During the same period, property and casualty insurers have risen from being the fourth largest to being the third largest, even though they have reduced the total amount they own in the last three years.
The Federal Reserve data indicates that the total municipal debt outstanding went from $1.60 trillion in 2001 to $3.74 trillion in 2011, a 133.4% increase. All debt totals are for Dec. 31 of the year mentioned.
In December the Fed revised all of its outstanding municipal debt data going back to 2004. The new method revised the central bank’s estimate of the amount of municipal bonds held by households by an average of $840 billion per year since 2004. This increase in household muni portfolios also increased the number for total debt outstanding.
The Fed did not use the new methods to revise estimates for muni debt outstanding for years before 2004.
There was a great deal of leveraging that went on in the past decade, including in the public sector, according to Peter Hayes, head of the municipal bonds group at BlackRock. That helps to explain why total muni debt expanded as much as it did, he said.
This story’s figures are not adjusted for inflation. Inflation from 2001 to 2011 was about 27%.
Using the official Fed figures for household ownership of municipal debt, it went from $581 billion in 2001 to $1.9 trillion in 2011, a 224% increase. However, the Fed acknowledges that the data before 2004 is inaccurate. If one assumes that the actual household holding was $1.401 trillion in 2001, then the actual increase was about 34%.
Households, attracted by tax-exempt interest, increased their muni holdings because wealth levels have increased generally since 2001, Hayes said. “With aging baby boomers more concerned with income than return, munis became the investment of choice,” he said.
Most of the jump in household holding was due to the Fed’s methodology change, said Alan Schankel, managing director of fixed-income research at Janney Montgomery Scott LLC.
The amount of municipal debt held by mutual funds went from $253 billion in 2001 to $543 billion in 2011, a 115% increase.
The low interest rates of the last decade have encouraged investors to turn to mutual funds, according to Richard Ciccarone, chief municipal strategist at McDonnell Investment Management LLC. Investors have found they can get higher rates by investing in mutual funds than by investing in individual bonds, he said.

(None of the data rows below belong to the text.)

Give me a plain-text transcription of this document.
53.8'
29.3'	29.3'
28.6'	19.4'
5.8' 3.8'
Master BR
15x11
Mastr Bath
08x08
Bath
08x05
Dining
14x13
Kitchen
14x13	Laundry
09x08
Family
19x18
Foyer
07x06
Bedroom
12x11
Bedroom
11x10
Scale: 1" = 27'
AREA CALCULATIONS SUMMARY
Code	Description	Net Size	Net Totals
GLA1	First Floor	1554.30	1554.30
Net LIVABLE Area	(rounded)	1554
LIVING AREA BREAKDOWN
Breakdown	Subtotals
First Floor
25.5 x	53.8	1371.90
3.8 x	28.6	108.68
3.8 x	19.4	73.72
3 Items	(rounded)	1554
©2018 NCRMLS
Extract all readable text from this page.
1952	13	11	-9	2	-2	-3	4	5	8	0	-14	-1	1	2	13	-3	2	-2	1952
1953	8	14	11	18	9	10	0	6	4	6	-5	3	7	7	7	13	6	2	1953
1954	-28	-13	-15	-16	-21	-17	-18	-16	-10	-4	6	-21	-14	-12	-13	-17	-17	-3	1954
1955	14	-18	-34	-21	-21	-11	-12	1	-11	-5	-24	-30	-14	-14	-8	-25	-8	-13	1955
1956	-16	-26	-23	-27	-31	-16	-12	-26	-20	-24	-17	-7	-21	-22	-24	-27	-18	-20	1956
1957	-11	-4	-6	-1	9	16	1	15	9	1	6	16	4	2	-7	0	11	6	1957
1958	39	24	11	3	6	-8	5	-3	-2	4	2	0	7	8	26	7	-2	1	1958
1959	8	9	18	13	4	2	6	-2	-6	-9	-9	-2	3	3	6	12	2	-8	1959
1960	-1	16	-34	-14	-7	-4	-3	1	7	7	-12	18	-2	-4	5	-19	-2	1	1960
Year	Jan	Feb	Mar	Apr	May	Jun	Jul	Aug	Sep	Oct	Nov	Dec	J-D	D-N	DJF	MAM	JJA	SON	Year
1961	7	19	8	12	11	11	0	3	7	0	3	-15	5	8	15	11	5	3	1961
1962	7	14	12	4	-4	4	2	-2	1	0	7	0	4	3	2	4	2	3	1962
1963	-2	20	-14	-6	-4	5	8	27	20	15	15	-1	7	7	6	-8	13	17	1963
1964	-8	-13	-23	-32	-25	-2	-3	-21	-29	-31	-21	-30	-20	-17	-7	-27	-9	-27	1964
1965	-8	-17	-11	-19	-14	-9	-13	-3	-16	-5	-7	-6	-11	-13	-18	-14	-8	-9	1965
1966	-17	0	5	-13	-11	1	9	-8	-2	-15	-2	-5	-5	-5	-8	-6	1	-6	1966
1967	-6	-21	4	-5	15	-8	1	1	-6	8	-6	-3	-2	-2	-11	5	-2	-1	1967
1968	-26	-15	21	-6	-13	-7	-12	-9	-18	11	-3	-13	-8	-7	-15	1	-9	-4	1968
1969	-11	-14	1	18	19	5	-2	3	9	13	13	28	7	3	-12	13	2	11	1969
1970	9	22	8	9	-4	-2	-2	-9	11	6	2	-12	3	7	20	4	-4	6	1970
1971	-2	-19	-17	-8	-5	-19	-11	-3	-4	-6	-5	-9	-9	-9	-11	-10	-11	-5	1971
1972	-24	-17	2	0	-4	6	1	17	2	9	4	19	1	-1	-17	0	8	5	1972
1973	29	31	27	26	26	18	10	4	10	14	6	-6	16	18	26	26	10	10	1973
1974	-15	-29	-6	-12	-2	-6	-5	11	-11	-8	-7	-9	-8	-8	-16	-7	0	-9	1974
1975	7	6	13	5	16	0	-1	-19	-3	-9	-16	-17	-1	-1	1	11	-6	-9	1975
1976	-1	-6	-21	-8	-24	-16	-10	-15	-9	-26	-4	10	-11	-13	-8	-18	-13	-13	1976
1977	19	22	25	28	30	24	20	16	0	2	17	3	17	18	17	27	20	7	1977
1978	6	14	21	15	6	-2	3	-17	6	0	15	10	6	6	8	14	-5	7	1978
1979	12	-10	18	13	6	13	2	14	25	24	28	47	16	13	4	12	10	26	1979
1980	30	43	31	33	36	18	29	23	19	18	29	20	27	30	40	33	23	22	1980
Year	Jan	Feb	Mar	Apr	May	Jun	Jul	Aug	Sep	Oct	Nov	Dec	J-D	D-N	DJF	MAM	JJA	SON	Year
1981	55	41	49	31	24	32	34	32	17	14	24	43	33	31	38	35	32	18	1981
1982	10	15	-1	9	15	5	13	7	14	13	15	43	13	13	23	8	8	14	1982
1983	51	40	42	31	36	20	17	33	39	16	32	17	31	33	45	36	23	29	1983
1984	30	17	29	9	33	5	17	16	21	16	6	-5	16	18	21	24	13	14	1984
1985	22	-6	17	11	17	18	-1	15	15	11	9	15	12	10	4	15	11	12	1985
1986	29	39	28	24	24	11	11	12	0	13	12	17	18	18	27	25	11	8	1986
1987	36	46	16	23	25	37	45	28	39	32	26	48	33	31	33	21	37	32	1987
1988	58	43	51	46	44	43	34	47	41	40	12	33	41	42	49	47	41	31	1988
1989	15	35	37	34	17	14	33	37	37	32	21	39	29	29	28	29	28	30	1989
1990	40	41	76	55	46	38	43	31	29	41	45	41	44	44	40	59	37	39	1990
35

In this period investors have found mutual funds to be convenient, Ciccarone said.
Due to fears of default, many retail investors withdrew cash from mutual funds in 2010 and 2011, noted George Friedlander, senior municipal strategist at Citi. Mutual funds are now slowly growing again.
While property and casualty insurers held $174 billion in municipal debt in 2001, they held $347 billion of this debt in 2011, a 100% increase.
The insurance industry sees munis as safe assets, said Steven Weisbart, chief economist at the Insurance Information Institute. Property and casualty insurers have traditionally held more munis than life and health care insurers because of tax reasons, he noted.
The P&C insurers took a hit to their profits when the housing bubble burst in 2008, Friedlander said, and they have been reducing their holdings of municipal debt since then. He said because they are still suffering, they will be slow purchasers of muni debt in the next few years.
The fourth ranked holder of municipal debt, money market funds, held $296 billion in 2011 compared to $277 billion in 2001, a 7% increase. Adjusted for inflation, money market funds actually held about 20% less muni debt at the end of the period than at the beginning.